El fantasma en el cuento

Con aire pensativo levanté la vista de la última hoja del diario de Hester. Durante la lectura varias cosas habían llamado mi atención, y ya que lo había terminado disponía de tiempo para considerarlas metódicamente.

Oh, pensé.

Oh.

Y después: ¡eureka!

¿Cómo describir mi hallazgo? Comenzó como un vago «y si…», una conjetura disparatada, una ocurrencia inverosímil. En fin… aunque no fuera imposible ¡era absurdo! Para empezar…

Me disponía a poner en orden los sensatos argumentos en contra cuando me detuve en seco; pues mi mente, adelantándose a sí misma en un trascendental acto de premonición, ya se había rendido a esta versión revisada de los hechos. En un solo instante, un instante de vertiginoso y calidoscópico deslumbramiento, la historia que la señorita Winter me había contado se deshizo y rehizo, idéntica en cada acontecimiento, idéntica en cada detalle, pero completa y profundamente diferente. Como esas imágenes que muestran a una joven novia cuando se sostiene la hoja de una manera y a una vieja bruja cuando se sostiene de otra. Como las láminas de puntos que ocultan teteras o caras de payasos o la catedral de Ruán cuando uno ya sabe observarlas. La verdad había estado siempre ahí, pero yo no la había visto hasta entonces.

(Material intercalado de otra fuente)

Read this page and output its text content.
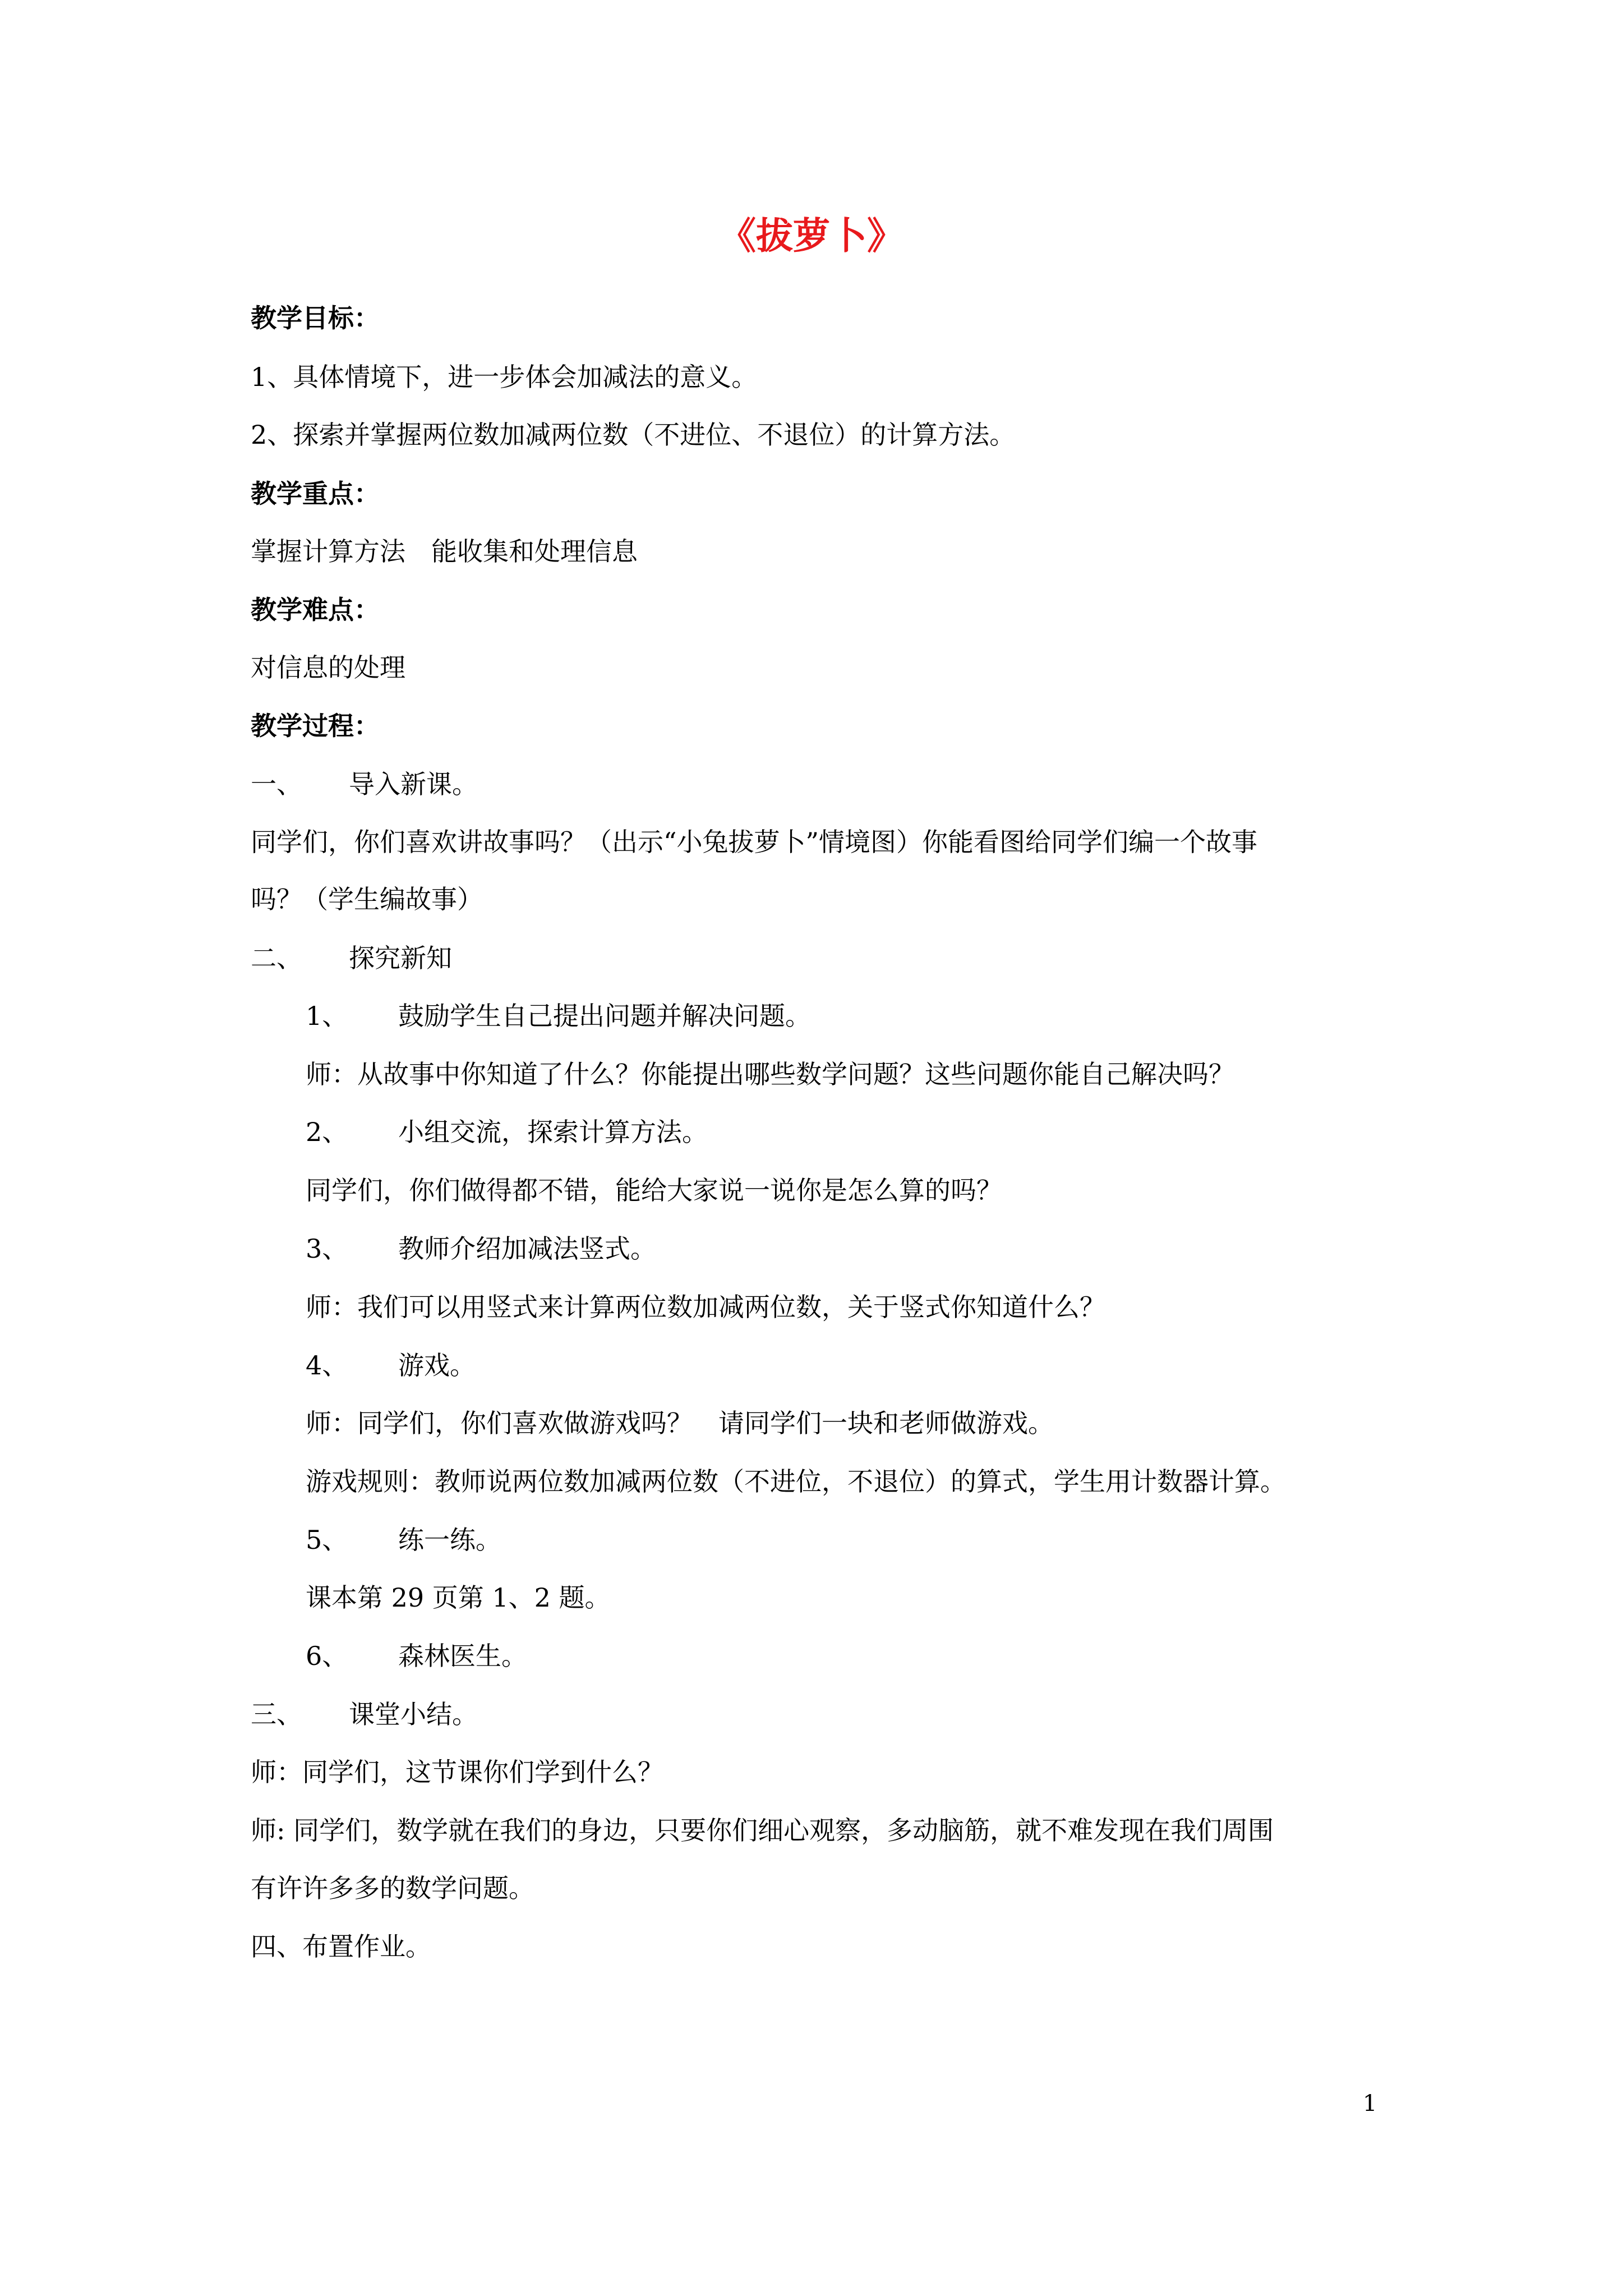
《拔萝卜》
教学目标：
1、具体情境下，进一步体会加减法的意义。
2、探索并掌握两位数加减两位数（不进位、不退位）的计算方法。
教学重点：
掌握计算方法　能收集和处理信息
教学难点：
对信息的处理
教学过程：
一、 导入新课。
同学们，你们喜欢讲故事吗？（出示“小兔拔萝卜”情境图）你能看图给同学们编一个故事
吗？（学生编故事）
二、 探究新知
1、 鼓励学生自己提出问题并解决问题。
师：从故事中你知道了什么？你能提出哪些数学问题？这些问题你能自己解决吗？
2、 小组交流，探索计算方法。
同学们，你们做得都不错，能给大家说一说你是怎么算的吗？
3、 教师介绍加减法竖式。
师：我们可以用竖式来计算两位数加减两位数，关于竖式你知道什么？
4、 游戏。
师：同学们，你们喜欢做游戏吗？　请同学们一块和老师做游戏。
游戏规则：教师说两位数加减两位数（不进位，不退位）的算式，学生用计数器计算。
5、 练一练。
课本第 29 页第 1、2 题。
6、 森林医生。
三、 课堂小结。
师：同学们，这节课你们学到什么？
师: 同学们，数学就在我们的身边，只要你们细心观察，多动脑筋，就不难发现在我们周围
有许许多多的数学问题。
四、布置作业。
1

Durante toda una hora estuve cavilando. De elemento en elemento, considerando los diferentes puntos de vista por separado, repasé cuanto sabía; todo lo que me habían contado y lo que yo había averiguado. Sí, pensé. Y sí, otra vez. Eso y eso, y eso también. Mi nuevo hallazgo reavivó la historia. La historia empezó a respirar. Y mientras respiraba, empezó a enmendarse. Los bordes mellados se alisaron. Las lagunas se llenaron. Las partes ausentes se regeneraron. Los enigmas se resolvieron y los misterios dejaron de serlo.

Finalmente, después de todos los chismorreos y tramas cruzadas, después de todas las cortinas de humo y los espejos trucados y de tanto farol marcado por una u otra parte, por fin sabía.

El cuento n?mero trece - pic_54.jpg

Sabía qué vio Hester el día que creyó haber visto un fantasma.

Sabía quién era el niño del jardín.

Sabía quién atacó a la señora Maudsley con un violín.

Sabía quién mató a John-the-dig.

Sabía a quién buscaba Emmeline bajo tierra.

Las piezas empezaron a encajar. Emmeline hablando sola tras una puerta cerrada cuando su hermana estaba en la casa del médico. Jane Eyre , el libro que aparece y reaparece en la historia como un hilo plateado en un tapiz. Comprendí los misterios del marcapáginas errante de Hester, la aparición de La vuelta de tuerca y la desaparición de su diario. Comprendí la extraña decisión de John-the-dig de enseñar a la niña que había profanado su jardín a cuidar de él.

Comprendí a la niña en la neblina, y cómo y por qué salió a la luz. Comprendí cómo una niña como Adeline pudo desvanecerse y ser sustituida por la señorita Winter.

«Voy a contarle una historia sobre dos gemelas», me había dicho la señorita Winter la primera noche en la biblioteca, cuando me disponía a marcharme. Palabras que, con su inesperado eco en mi propia historia, me unieron irresistiblemente a la suya.

«Érase una vez dos bebés…»

Salvo que ahora sabía algo más.

La señorita Winter me había colocado en la dirección correcta esa primera noche, pero yo no había sabido escuchar.

– ¿Cree en los fantasmas, señorita Lea? -me había preguntado-. Voy a contarle una historia de fantasmas.

Y yo había contestado:

– En otra ocasión.

Pero ella me había contado una historia de fantasmas.

Érase una vez dos bebés…

O más exactamente: érase una vez tres bebés.

Érase una vez una casa. La casa tenía un fantasma.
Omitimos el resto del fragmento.